Такая же передача способностей происходит и с потомком оборотня лисицы Мино-но Кицунэ. Она чрезвычайно сильна, но употребляет свою силу во зло и выступает как соперница Додзё. В "Нихон рёики" способности и свойства характера богатырш объясняются соответствующей кармой. История II-4 заканчивается такими словами: "В мире всегда есть сильные. Точно известно, что такая сила накапливается в прошлых рождениях". Однако в генеалогии богатырш мы видим стойкую традицию представлений родового строя: мировоззрение родового общества зиждется на идее стабильности, которая пронизывает все социальные отношения.
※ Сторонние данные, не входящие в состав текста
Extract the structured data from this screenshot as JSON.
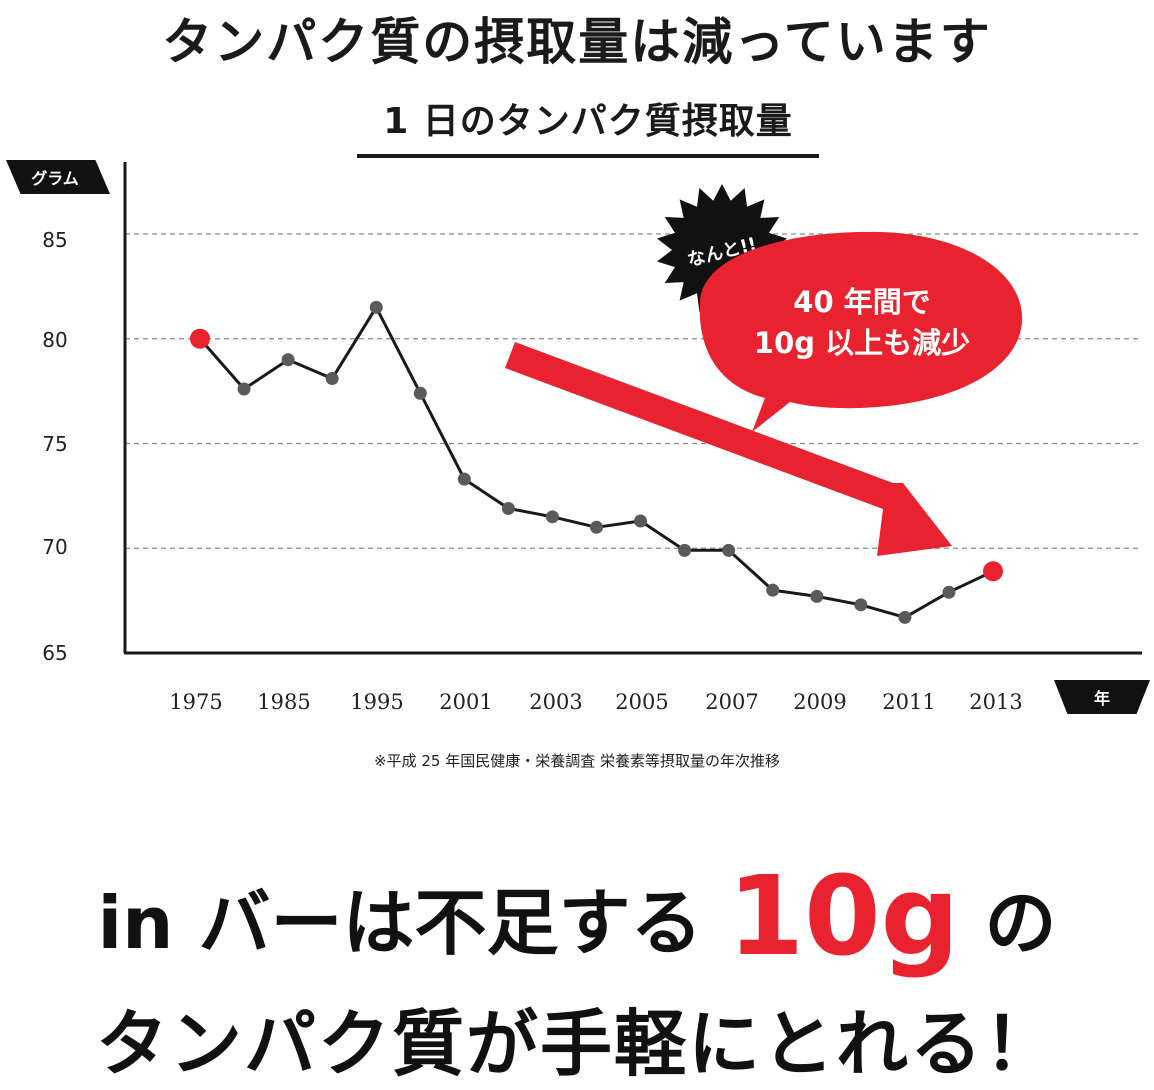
{
  "headline": "タンパク質の摂取量は減っています",
  "colors": {
    "accent": "#e8232f",
    "line": "#1a1a1a",
    "point": "#5a5a5a",
    "badge": "#111111"
  },
  "callout": {
    "starburst_text": "なんと!!",
    "bubble_line1": "40 年間で",
    "bubble_line2": "10g 以上も減少"
  },
  "footnote": "※平成 25 年国民健康・栄養調査 栄養素等摂取量の年次推移",
  "tagline": {
    "line1_pre": "in バーは不足する ",
    "line1_emph": "10g",
    "line1_post": " の",
    "line2": "タンパク質が手軽にとれる！"
  },
  "chart_data": {
    "type": "line",
    "title": "1 日のタンパク質摂取量",
    "ylabel": "グラム",
    "xlabel": "年",
    "ylim": [
      65,
      85
    ],
    "yticks": [
      65,
      70,
      75,
      80,
      85
    ],
    "grid": "dashed horizontal",
    "x_tick_labels": [
      "1975",
      "1985",
      "1995",
      "2001",
      "2003",
      "2005",
      "2007",
      "2009",
      "2011",
      "2013"
    ],
    "series": [
      {
        "values": [
          80.0,
          77.6,
          79.0,
          78.1,
          81.5,
          77.4,
          73.3,
          71.9,
          71.5,
          71.0,
          71.3,
          69.9,
          69.9,
          68.0,
          67.7,
          67.3,
          66.7,
          67.9,
          68.9
        ],
        "highlighted_points": [
          0,
          18
        ]
      }
    ]
  }
}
Поэтому считалось, что сумма свойств, которыми обладали предки, должна в полном объеме переходить и на потомков.
Очень показательно в этом смысле предание, зафиксированное "Окагами" ("Великое зеркало") - историческим сочинением, охватывающим период с 850 по 1025 г. В нем рассказывается, как бывший император Кадзан, отрекшийся от престола и принявший монашество, ментальным усилием обездвижил монаха, так что тот не мог двинуться с места до тех пор, пока Кадзан не отпустил его. Неизвестный нам автор "Окагами" заключает, что чудесные способности монаха объясняются его родословной и поэтому ни один, даже самый преданный вероучению монах не может сравниться с императором, магическая сипа которого происходит из достоинств, накопленных в прошлых рождениях (именно поэтому он и смог взойти на трон), а также из добродетели добровольного принятия пострига [Окагами, 1966, с. 124].
Строгое самоограничение тем, сюжетов и выводов присуще также "Одзё гокуракки" и "Хокэ кэнки": из общего потока информации о жизни выхватывается лишь то, что имеет касательство к переселению в рай или же чудесам о "Сутре лотоса", причем, в отличие от Кёкая, Ясутанэ и Тингэн тяготеют к положительным воспитательным образцам.
Как указывается в предисловиях, забота о просвещении потомков оказывается одним из основных движущих мотивов объединения разрозненных сюжетов. Мы, далекие потомки, безусловно, должны быть только благодарны за такое усердие, но все же чувство некоторой неудовлетворенности не покидает современного читателя, ибо очень многие вещи, которые авторам того времени казались малосущественными и тривиальными, теперь уже узнать попросту нельзя. Тут есть хороший урок для современности, если она хочет полнее сохранить себя для будущего.
Итак, быт, повседневная жизнь, внешность людей охарактеризованы в этих памятниках минимально, поскольку помыслы авторов сосредоточены на главном, и при описании напряженно переживаемой драмы человеческого существования детали каждодневности обесцениваются. Поэтому же речи и поступки героев лишены какого бы то ни было оттенка легкомысленности. Совершенно недопустимы смех и фривольность, присутствующие в более поздних сборниках легенд и преданий буддийского толка, когда этот жанр обмирщвляется.
Перескажем одну такую историю из сборника "Удзи сюи моногатари", составленного в XIII в. К одному царедворцу пришел просить подаяние монах. Он поведал, что решил отбросить желания и поэтому удалил их источник, дабы разорвать цепь перерождений. Однако при обследовании оказалось, что источник желаний был спрятан в особом мешочке, сокрытом под волосами. Присутствующие встретили это открытие громким смехом.
Серьезность более ранних преданий становится легкообъяснимой, если вспомнить, что для их авторов воздаяние - страшное или благое - могло быть явлено в любой момент: в историях "Нихон рёики" сделан акцент на воздаянии прижизненном, часто - немедленном: "Близок час воздаяния в этой жизни! Подумай о будущем и смягчись. Пусть сердце твое станет добрым"; "Как можно не верить, что воздаяние близко и наступит в этой жизни?" и т. д. Для "Хокэ кэнки" и в особенности "Одзё гокуракки" более характерно описание воздаяния посмертного. Но вознесение в рай можно заслужить, лишь отбросив преходящее. В категорию временного попадает и смех.